Since 2005, the grapes have been harvested, pressed and vinified together to create a field blend made in a perpetual blending style similar to the solera system of Sherry. Each year, the perpetual reserve is blended with the new vintage before it is refilled into select barriques where it is allowed to rest. The remaining wine is then bottled, resulting in a cuvée inclusive of all vintages stretching back to 2005.
The current release of Les 7 contains the eminent trio of Champagne—18% Chardonnay, 14% Pinot Noir and 18% Pinot Meunier—joined by the remaining four grape varieties—8% Arbanne, 15% Petit Meslier, 17% Pinot Blanc and 10% Fromenteau (aka Pinot Gris).
It comprises the 2005–2015 solera with 4 g/L dosage and was disgorged in January 2018.
Les 7 provides a retrospective and prospective taste of the past, present and future. Through the perpetual cuvée method, older vintages gain vicarious youth through the new vintages, and the resulting cuvée is one of complex dualities: lively yet mature; fruity yet nutty and full of spice; classic yet modern.

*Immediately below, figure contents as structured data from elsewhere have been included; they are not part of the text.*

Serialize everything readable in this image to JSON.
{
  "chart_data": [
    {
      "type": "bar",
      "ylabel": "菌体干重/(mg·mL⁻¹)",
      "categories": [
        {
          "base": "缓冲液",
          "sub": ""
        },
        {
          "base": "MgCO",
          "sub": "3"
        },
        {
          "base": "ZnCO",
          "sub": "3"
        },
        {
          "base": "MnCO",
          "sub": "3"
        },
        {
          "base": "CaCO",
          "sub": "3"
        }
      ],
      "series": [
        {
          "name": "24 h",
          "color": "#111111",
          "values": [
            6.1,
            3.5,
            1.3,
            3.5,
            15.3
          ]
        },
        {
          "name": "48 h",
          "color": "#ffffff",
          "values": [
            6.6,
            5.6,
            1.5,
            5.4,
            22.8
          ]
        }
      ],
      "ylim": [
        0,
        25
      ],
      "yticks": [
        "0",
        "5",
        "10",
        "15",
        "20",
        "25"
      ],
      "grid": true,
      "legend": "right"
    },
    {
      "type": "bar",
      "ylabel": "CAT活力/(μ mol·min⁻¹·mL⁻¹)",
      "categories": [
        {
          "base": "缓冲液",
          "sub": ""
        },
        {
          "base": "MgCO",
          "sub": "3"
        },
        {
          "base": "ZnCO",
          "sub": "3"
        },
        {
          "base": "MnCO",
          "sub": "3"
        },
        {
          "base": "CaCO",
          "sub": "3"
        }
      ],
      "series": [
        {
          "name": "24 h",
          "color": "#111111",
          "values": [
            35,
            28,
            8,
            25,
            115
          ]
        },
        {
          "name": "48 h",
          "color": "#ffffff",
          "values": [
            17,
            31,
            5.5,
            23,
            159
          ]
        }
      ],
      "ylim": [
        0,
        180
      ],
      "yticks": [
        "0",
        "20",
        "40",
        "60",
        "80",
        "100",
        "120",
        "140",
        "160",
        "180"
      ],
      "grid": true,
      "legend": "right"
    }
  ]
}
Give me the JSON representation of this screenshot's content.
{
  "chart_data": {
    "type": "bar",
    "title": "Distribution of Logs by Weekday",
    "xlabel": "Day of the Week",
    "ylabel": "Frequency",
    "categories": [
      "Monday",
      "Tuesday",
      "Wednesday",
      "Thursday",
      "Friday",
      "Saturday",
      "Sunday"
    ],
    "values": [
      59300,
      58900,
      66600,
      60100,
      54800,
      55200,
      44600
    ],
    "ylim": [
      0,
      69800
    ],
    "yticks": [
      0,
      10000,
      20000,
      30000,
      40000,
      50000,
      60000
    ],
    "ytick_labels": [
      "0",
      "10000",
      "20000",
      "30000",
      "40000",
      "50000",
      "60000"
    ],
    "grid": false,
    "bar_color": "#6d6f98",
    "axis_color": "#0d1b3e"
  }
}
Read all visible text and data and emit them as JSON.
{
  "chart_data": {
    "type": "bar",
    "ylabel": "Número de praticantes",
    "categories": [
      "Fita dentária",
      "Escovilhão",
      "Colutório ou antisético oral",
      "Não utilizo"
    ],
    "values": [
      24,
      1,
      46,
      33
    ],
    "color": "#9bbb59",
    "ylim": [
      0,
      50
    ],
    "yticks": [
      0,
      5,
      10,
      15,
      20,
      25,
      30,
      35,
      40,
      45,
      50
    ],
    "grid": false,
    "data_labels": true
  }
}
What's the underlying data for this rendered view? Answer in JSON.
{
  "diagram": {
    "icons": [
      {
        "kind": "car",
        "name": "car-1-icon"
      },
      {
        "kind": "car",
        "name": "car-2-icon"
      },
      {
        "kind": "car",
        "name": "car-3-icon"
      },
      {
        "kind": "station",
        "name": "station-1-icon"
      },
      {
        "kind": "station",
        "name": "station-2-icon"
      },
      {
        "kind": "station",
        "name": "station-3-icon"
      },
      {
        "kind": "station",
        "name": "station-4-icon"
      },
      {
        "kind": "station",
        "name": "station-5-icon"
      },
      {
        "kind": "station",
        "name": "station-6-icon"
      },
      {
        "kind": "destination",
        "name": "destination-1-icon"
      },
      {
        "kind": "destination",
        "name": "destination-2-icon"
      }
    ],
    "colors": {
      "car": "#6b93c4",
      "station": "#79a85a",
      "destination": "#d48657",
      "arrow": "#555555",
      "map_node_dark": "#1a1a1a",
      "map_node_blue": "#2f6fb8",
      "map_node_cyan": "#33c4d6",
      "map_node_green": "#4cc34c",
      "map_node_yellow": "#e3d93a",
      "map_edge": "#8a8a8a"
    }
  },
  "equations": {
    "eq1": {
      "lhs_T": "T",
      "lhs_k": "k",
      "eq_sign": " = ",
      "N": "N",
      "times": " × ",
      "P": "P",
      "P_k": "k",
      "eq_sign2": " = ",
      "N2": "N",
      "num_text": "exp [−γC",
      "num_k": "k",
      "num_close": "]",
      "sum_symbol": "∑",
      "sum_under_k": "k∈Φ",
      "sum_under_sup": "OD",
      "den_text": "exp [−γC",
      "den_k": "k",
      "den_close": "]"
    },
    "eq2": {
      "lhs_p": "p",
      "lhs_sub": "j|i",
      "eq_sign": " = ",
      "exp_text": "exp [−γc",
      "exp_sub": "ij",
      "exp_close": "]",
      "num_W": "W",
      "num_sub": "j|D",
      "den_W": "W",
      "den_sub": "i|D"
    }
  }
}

The aromas are fresh yet fleshy: a nashi pear core with white flowers and lemon drops, apples and dried apricots, levelling off on a vivid long finish replete with pepper, nuttiness and ginger. A solid acid drive and distinct minerality impart an elegant freshness along with the fine, delicate mousse.
The dialogue between the seven grape varieties is harmonious, like well-acquainted friends effortlessly picking things up where they last left off as though no time has passed at all.
Best enjoyed from a Lehmann Jamesse Prestige, Synergie 75 glass.
As a dynamic and complex wine, Les 7 can be enjoyed with food that matches or contrasts, such as oysters and seafood, decadent Japanese uni and spicy chicken dishes in Asian cuisine. Or simply, as Aurélien soliloquises, ‘Drink alone and it will all be okay’.